SPRINGFIELD, Ill. – The children of immigrants, both legal and undocumented, would be able to obtain private college scholarships and enroll in state savings programs under legislation approved Monday.
A 61-53 vote in the Illinois House sent the measure to Gov. Pat Quinn’s desk because it already passed the state Senate. Quinn said in a statement that he looked forward to signing it.
Supporters praised the legislation as a much-needed way to offer financial help to undocumented immigrants who graduate from Illinois high schools and want to continue their studies in college but can’t afford it.
The Illinois Dream Act would create a panel to raise private money for college scholarships and let the children of immigrants join programs that help them invest money and save for college.
“These students deserve an opportunity. They work hard. We send them through grade school, we send them through high school, then we slam a door in their face and say, ‘Oh well, all the hard work is for nothing. You can’t go to college,’” said state Rep. Edward Acevedo, D-Chicago.
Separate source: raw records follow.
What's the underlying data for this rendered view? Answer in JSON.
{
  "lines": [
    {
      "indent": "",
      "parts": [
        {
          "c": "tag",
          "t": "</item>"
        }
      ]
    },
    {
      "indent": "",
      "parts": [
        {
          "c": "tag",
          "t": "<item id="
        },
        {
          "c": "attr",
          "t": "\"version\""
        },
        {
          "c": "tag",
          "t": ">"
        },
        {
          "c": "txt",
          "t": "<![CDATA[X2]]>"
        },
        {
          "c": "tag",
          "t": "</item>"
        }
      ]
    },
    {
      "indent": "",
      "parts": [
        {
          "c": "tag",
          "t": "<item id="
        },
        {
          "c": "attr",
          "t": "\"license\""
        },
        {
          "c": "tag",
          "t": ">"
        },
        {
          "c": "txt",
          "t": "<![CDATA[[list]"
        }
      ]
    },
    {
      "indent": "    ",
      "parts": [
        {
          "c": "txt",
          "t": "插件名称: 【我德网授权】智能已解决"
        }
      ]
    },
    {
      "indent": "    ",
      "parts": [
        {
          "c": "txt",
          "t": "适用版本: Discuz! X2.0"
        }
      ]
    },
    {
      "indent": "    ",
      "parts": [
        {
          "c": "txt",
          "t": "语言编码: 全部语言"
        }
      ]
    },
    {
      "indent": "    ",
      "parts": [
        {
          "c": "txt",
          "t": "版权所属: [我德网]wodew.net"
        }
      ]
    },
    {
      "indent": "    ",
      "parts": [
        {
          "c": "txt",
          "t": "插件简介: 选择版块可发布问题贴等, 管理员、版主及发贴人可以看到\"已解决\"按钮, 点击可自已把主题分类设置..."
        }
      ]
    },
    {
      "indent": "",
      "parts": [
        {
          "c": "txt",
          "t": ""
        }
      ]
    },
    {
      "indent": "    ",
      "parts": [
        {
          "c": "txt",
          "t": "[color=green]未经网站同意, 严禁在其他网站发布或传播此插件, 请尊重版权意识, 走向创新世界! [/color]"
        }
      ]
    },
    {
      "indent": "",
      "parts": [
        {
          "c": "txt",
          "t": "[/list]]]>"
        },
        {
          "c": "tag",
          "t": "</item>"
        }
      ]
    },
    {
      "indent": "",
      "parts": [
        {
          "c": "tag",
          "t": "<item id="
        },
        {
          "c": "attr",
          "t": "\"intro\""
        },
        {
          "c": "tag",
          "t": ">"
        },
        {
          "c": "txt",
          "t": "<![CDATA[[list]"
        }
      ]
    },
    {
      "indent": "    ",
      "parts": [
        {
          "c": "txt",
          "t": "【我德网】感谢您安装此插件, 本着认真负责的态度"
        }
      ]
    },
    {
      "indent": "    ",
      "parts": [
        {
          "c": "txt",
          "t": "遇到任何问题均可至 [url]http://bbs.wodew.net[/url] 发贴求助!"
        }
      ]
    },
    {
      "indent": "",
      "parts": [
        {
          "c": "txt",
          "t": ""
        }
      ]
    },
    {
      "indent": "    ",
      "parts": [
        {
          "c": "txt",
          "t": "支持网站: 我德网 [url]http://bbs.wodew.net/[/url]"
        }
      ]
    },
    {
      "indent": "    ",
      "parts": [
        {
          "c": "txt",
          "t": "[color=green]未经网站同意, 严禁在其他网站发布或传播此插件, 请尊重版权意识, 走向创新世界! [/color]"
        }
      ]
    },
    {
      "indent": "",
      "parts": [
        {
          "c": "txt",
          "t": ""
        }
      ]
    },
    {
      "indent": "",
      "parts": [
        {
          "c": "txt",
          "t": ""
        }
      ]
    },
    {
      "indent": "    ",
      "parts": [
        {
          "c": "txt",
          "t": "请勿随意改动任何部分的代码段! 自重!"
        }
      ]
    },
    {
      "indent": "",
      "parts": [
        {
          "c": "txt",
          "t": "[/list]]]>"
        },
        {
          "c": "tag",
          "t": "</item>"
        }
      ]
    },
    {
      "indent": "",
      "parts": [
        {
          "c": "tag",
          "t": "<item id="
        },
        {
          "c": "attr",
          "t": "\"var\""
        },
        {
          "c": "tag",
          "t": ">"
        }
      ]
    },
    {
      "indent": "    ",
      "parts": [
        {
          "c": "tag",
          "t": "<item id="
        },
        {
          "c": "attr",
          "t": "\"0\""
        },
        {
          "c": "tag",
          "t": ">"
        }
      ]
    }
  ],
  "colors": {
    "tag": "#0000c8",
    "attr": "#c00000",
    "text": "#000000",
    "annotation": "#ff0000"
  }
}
To qualify for the college savings pool, students must have a social security number or taxpayer identification number. Scholarship recipients must have at least one immigrant parent, and the student must have attended school in Illinois for at least three years.
Carla Navoa, a 22-year-old student at the University of Illinois at Chicago who is in the country illegally, lobbied for the bill because it will help others like her pay for college. She said she currently isn’t enrolled in college because of the financial stress on her family with a younger sister in college, too.
“Having access to this Dream Fund would really help us,” Navoa said.
Opponents have criticized the legislation as improper because it provides benefits that could help people who violate immigration laws. They also have complained it’s confusing because of proposed federal legislation by the same name that would give some undocumented immigrants a path to citizenship.
The Illinois Dream Act has no impact on a person’s immigration status and does not offer a path to citizenship.